John, Bitches Brew is a tough listen, but it sure will kick your ass! It's like going to the Guggenheim.



NYC Composer said:


> and I love everything...before Bitches Brew.  It's always where you were in your head at the time and how that stood up for you over the years.


----------



## kgdrum (Sep 28, 2015)

I love everything Miles! I often joke I belong to the church of Miles Davis.

For people that like or even dislike his electric period from the '70's you might want to check out an incredible cd under Bill Laswells name:
Panthalassa,these are remixes from that period and it's really amazing!
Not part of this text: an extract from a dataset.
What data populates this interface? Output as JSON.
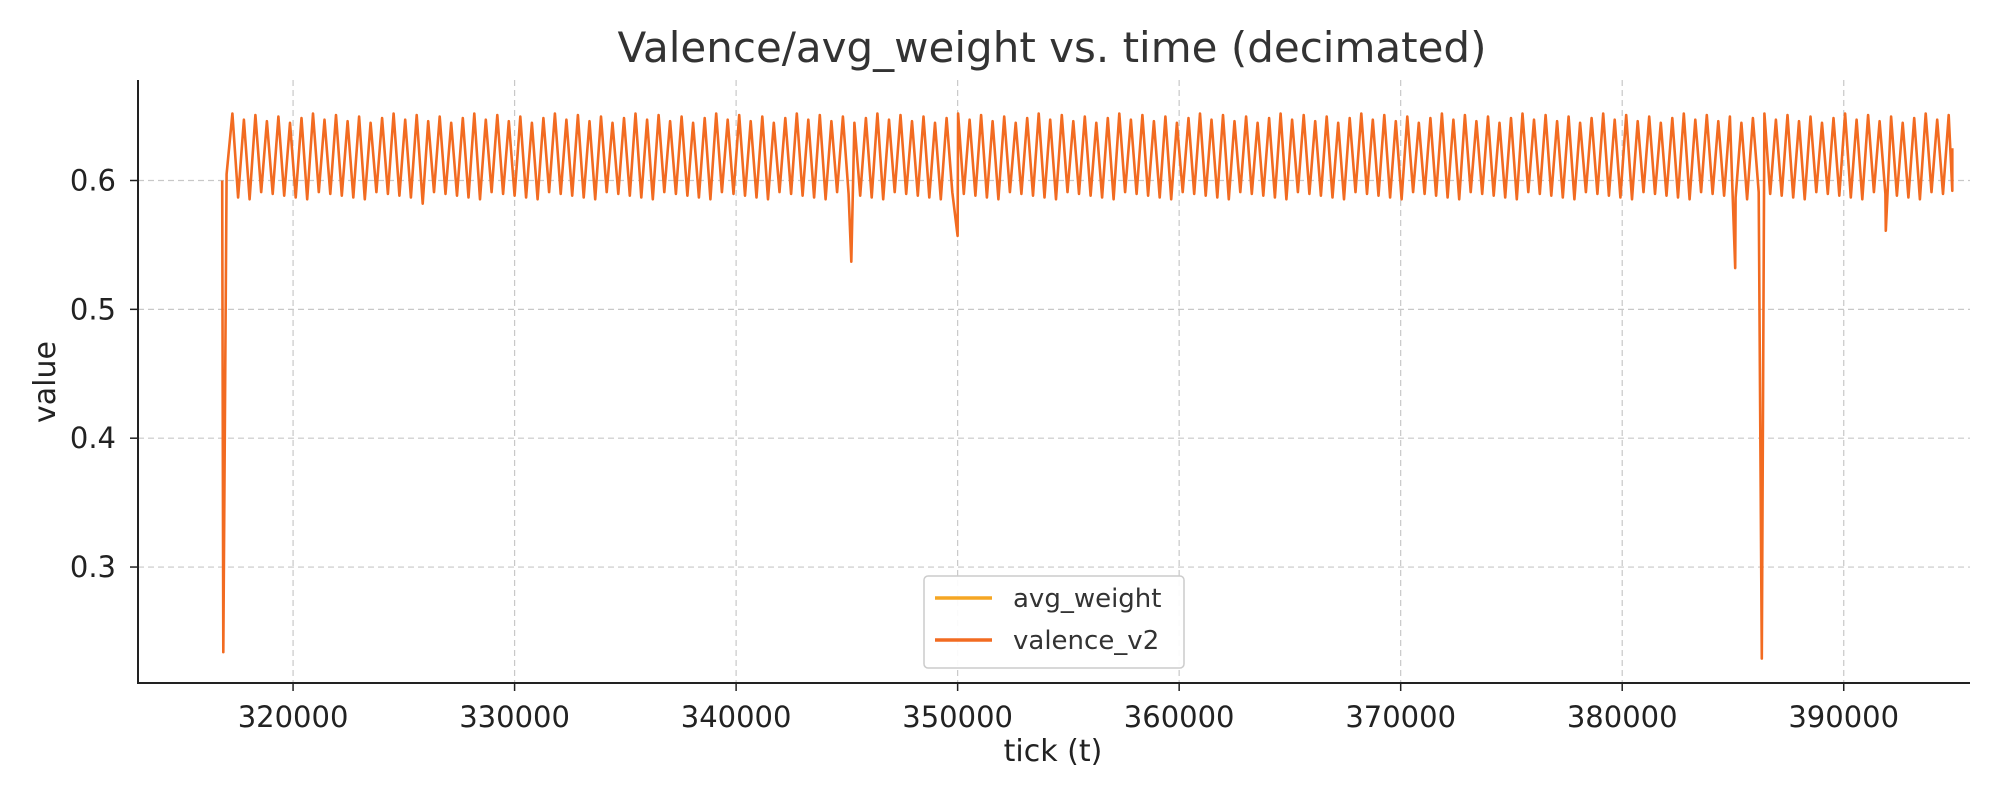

I found it on Amazon.


Miles was a complex artist and person,was he a nice guy? Not by most accounts but he was a true trailblazer and innovator imo like no other.
He influenced more changes and musicians than probably any artist in the history of Jazz.
I only saw him play live once in the 80's with his electric Go-Go oriented band and it was amazing!
I can and do listen to music from all of Miles periods,his Quintet from the 60's with Herbie,Tony and Wayne and Ron.... is probably my favorite but Bitches Brew and that period knock me out equally, the earlier bands from the 50's and early 60's are also incredible.
I have at last count 50 Miles cd's, yes I'm a bit of a Miles fanboy!I also have quite a few of his lp's including original pressings of Kind of Blue and Bitches Brew etc.....
Rashied Ali was a very close friend of mine,Miles hated how and what he played with Coltrane and mentioned it quite a few times in the biography "Miles" a great read btw......
I can't tell you how many times Rashied would play songs from Miles cd's over and over just muttering how that MFer was a fu**ing GENIUS and praise Miles not caring that Miles publicly dissed his playing and musical approach.
For me Miles was the most influential artist & innovator of the modern Jazz era.


----------



## synthpunk (Sep 28, 2015)

I believe I read Zawinul say he could be a very nice person.


----------



## NYC Composer (Sep 28, 2015)

I know a great musician who was in Dylan's band for years. 
His description-"mercurial."


----------



## Patrick de Caumette (Sep 28, 2015)

Huge Miles fan here.
Love his ability to lead great young talents in new directions, his sense of space, and his soulful voice.
Considering what African Americans had to deal with during the time period, i'll give him the benefit of the doubt as far as his bad reputation is concerned + drugs may have something to do with it...
Today's is the anniversary of his death.
Miles in the sky!


----------



## EastWest Lurker (Sep 28, 2015)

One of the musical giants of the last century, by any reasonable measuring stick IMHO.


----------



## synthpunk (Sep 28, 2015)

Kind Of Blue Documentary


----------



## David Story (Sep 28, 2015)

The epitome of cool in 2 bars.


----------



## NYC Composer (Sep 29, 2015)

David Story said:


> The epitome of cool in 2 bars.



I completely agree.


----------



## EastWest Lurker (Sep 29, 2015)

NYC Composer said:


> I completely agree.



+1.


----------



## cmillar (Sep 29, 2015)

A real artist in every sense of the word.


----------



## synthpunk (Oct 9, 2015)

First clip from the Movie Miles Ahead
https://www.yahoo.com/movies/first-watch-don-cheadle-as-jazz-icon-miles-davis-155527788.html


----------



## NYC Composer (Oct 9, 2015)

Very exciting....thanks for posting.

The James Brown movie fell curiously flat given its fabulous subject matter, although the music scenes were quite good. I trust Don Cheadle here for all the fine work he's done, but a tough story to tell. I hope he doesn't sanitize it.


----------



## stonzthro (Oct 9, 2015)

I'll be seeing this one for sure - Miles Davis truly an original voice.


----------



## jonathanparham (Jul 20, 2017)

David Story said:


> The epitome of cool in 2 bars.


first jazz piece I have learned


----------



## NYC Composer (Jul 28, 2017)

Oh, for anyone who never realized it (like me) the similarity of "So What" to the horn riff in James Brown's "Cold Sweat" was not exactly an accident, as described by his co-writer Peewee Ellis.


----------